Daniels’ inclusion on that list is evidence of the college’s commitment to “the topic of business ethics—the feeling that businesses can’t be sustainable if they’re not founded on a good ethical principle,” says Lowell Valencia-Miller, assistant dean of MBA programs at Daniels. That includes a focus on the environment.

Daniels’ green-focused MBA programs are indeed helping to train and inspire its students to work in the green industry, but more than that, they are helping them learn how environmentalism and sustainability fit into business—no matter what industry they choose to work in, Valencia-Miller says.

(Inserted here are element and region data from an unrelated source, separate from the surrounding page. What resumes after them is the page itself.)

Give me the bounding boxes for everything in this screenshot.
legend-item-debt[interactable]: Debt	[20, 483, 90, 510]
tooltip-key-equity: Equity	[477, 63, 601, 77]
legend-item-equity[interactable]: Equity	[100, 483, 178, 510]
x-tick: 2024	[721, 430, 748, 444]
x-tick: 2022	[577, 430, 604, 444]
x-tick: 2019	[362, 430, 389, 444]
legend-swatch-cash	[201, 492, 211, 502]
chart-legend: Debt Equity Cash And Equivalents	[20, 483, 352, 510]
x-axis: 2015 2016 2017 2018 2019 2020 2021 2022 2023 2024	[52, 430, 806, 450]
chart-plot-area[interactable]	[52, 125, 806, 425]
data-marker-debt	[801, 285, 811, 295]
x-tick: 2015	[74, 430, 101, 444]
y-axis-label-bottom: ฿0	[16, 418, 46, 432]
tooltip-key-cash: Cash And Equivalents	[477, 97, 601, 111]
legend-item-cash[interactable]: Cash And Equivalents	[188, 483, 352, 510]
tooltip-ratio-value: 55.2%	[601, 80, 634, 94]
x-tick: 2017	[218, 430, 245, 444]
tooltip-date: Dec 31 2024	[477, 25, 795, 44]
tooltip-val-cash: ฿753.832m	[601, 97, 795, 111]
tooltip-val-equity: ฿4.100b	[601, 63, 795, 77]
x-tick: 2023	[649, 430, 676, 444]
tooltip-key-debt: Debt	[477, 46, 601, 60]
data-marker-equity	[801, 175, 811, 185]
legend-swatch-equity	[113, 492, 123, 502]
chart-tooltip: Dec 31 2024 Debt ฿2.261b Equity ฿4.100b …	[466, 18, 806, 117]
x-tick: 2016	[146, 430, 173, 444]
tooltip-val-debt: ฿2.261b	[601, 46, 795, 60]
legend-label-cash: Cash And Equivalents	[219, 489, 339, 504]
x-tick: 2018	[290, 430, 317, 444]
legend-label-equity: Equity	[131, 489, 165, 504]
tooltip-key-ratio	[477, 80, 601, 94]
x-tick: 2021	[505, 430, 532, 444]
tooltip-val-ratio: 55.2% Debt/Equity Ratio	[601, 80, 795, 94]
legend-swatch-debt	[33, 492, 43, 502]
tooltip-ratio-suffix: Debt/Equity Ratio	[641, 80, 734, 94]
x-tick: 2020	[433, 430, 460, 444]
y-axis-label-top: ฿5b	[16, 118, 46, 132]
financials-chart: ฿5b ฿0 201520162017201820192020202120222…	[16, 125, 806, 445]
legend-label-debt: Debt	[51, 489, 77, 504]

“They’re always thinking, ‘How is what I am doing impacting customers, impacting shareholders, and impacting communities in which we serve?,’ regardless of the role they may hold in that company,” he says. “Our success is predicated on the success of our students. Our legacy is what our students can do to change the world.”

Lowell Valencia-Miller

For his part, Trevino—who graduated from the full-time MBA program with a concentration in sustainability and finance in 2022—found his perfect role post-graduation. He now works as an associate for the finance and operations team at the Clean Energy Buyers Association (CEBA), a membership organization that works with energy customers and providers. He joined CEBA in the summer of 2021 as an intern while completing his MBA.

“Customers want to be able to procure clean energy to meet their goals. What we do is facilitate a lot of conversations, do a lot of research, and provide a lot of education opportunities to support that transition,” he explains. “We are very focused on the customer and making change in the business community.”

The concept of sustainability intertwined with business is growing, both Valencia-Miller and Trevino say.

“A lot of times, when you think about business and capitalism, you think about, ‘How can I get the most with as little as possible?’” Trevino says. “With sustainability it’s, ‘How can I get a lot while also doing it in a way that doesn’t [negatively] affect the environment?’ You have to think about it differently.”

Valencia-Miller points to the growing argument that it’s good business when you are doing right.

“When you treat people well, when you treat your customers well, and when you treat the community well—and that includes the environment—that’s just good business.”

What does Trevino want people to know about sustainability?

“You can’t do everything,” he says. “Not everyone is going to drive an electric vehicle, and you can’t do everything to be perfect in sustainability. But if you try, and you’re cognizant of it, or if you lead initiatives in your company, then that’s a good start.”